Since this is a bad practice in terms of performance, I am planning to remove the UF and copy the relevant inputs files to the Splunk Enterprise instance (which acts as a heavy forwarder).
How can I avoid re-indexing the same logs when copying the inputs configuration from the HF to the UF (mainly Windows Events)?
Thanks.
There are multiple methods you can use to solve this. Below are a few (all will involve first stopping the UF):
Rename the existing directory, then re-create it, and configure the HF to monitor.
Archive/compress the existing files and blacklist that file extension (.zip, .gz, etc.) on the HF.
If your existing files contain a timestamp in the file name, blacklist anything older than when you made the cut over from UF to HF.
Opposite of the above, whitelist any file with a timestamp newer than when you make the change.
Those are a few ideas, but again there are multiple ways to accomplish this.
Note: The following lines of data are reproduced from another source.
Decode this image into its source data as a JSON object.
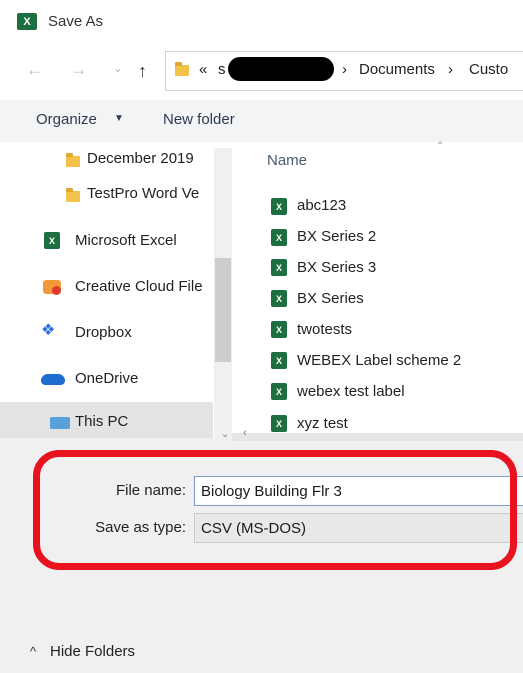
{
  "window": {
    "title": "Save As"
  },
  "nav": {
    "path_prefix": "«",
    "path_partial": "s",
    "crumb_sep": "›",
    "crumbs": [
      "Documents",
      "Custo"
    ]
  },
  "toolbar": {
    "organize_label": "Organize",
    "new_folder_label": "New folder"
  },
  "sidebar": {
    "items": [
      {
        "label": "December 2019",
        "icon": "folder-icon"
      },
      {
        "label": "TestPro Word Ve",
        "icon": "folder-icon"
      },
      {
        "label": "Microsoft Excel",
        "icon": "excel-icon"
      },
      {
        "label": "Creative Cloud File",
        "icon": "creative-cloud-icon"
      },
      {
        "label": "Dropbox",
        "icon": "dropbox-icon"
      },
      {
        "label": "OneDrive",
        "icon": "onedrive-icon"
      },
      {
        "label": "This PC",
        "icon": "computer-icon",
        "selected": true
      }
    ]
  },
  "files": {
    "column_name": "Name",
    "items": [
      "abc123",
      "BX Series 2",
      "BX Series 3",
      "BX Series",
      "twotests",
      "WEBEX Label scheme 2",
      "webex test label",
      "xyz test"
    ]
  },
  "form": {
    "file_name_label": "File name:",
    "file_name_value": "Biology Building Flr 3",
    "save_type_label": "Save as type:",
    "save_type_value": "CSV (MS-DOS)"
  },
  "footer": {
    "hide_folders_label": "Hide Folders"
  },
  "colors": {
    "highlight_border": "#e8131f",
    "excel_green": "#1d6f42"
  }
}
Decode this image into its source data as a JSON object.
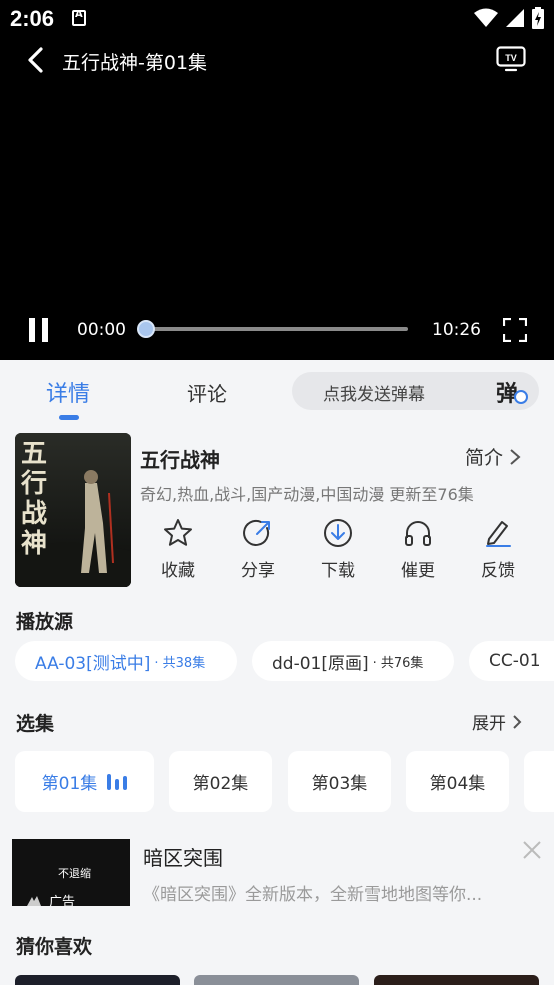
{
  "status_bar": {
    "time": "2:06"
  },
  "player": {
    "title": "五行战神-第01集",
    "current_time": "00:00",
    "total_time": "10:26",
    "progress_fraction": 0.0
  },
  "tabs": {
    "detail": "详情",
    "comments": "评论",
    "danmaku_placeholder": "点我发送弹幕",
    "danmaku_icon_char": "弹"
  },
  "show": {
    "title": "五行战神",
    "intro_label": "简介",
    "tags": "奇幻,热血,战斗,国产动漫,中国动漫 更新至76集",
    "poster_text": "五行战神"
  },
  "actions": [
    {
      "label": "收藏",
      "icon": "star-icon"
    },
    {
      "label": "分享",
      "icon": "share-icon"
    },
    {
      "label": "下载",
      "icon": "download-icon"
    },
    {
      "label": "催更",
      "icon": "headphones-icon"
    },
    {
      "label": "反馈",
      "icon": "edit-icon"
    }
  ],
  "sources": {
    "title": "播放源",
    "items": [
      {
        "name": "AA-03[测试中]",
        "count": "· 共38集",
        "active": true
      },
      {
        "name": "dd-01[原画]",
        "count": "· 共76集",
        "active": false
      },
      {
        "name": "CC-01",
        "count": "",
        "active": false
      }
    ]
  },
  "episodes": {
    "title": "选集",
    "expand_label": "展开",
    "items": [
      "第01集",
      "第02集",
      "第03集",
      "第04集"
    ],
    "active_index": 0
  },
  "ad": {
    "title": "暗区突围",
    "description": "《暗区突围》全新版本，全新雪地地图等你...",
    "badge": "广告",
    "thumb_text": "不退缩"
  },
  "recommend": {
    "title": "猜你喜欢"
  },
  "colors": {
    "accent": "#3a7de6",
    "background": "#f4f5f7",
    "player_bg": "#000000"
  }
}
This documentation may help as well:
https://docs.splunk.com/Documentation/Splunk/8.0.3/Data/Whitelistorblacklistspecificincomingdata
@codebuilder the majority are windows event logs, any ideas on how to archive them?
There are multiple methods you can use to solve this. Below are a few (all will involve first stopping the UF):
Rename the existing directory, then re-create it, and configure the HF to monitor.
Archive/compress the existing files and blacklist that file extension (.zip, .gz, etc.) on the HF.
If your existing files contain a timestamp in the file name, blacklist anything older than when you made the cut over from UF to HF.
Opposite of the above, whitelist any file with a timestamp newer than when you make the change.
Those are a few ideas, but again there are multiple ways to accomplish this.
This documentation may help as well:
https://docs.splunk.com/Documentation/Splunk/8.0.3/Data/Whitelistorblacklistspecificincomingdata
ok thanks, those workarounds make sense!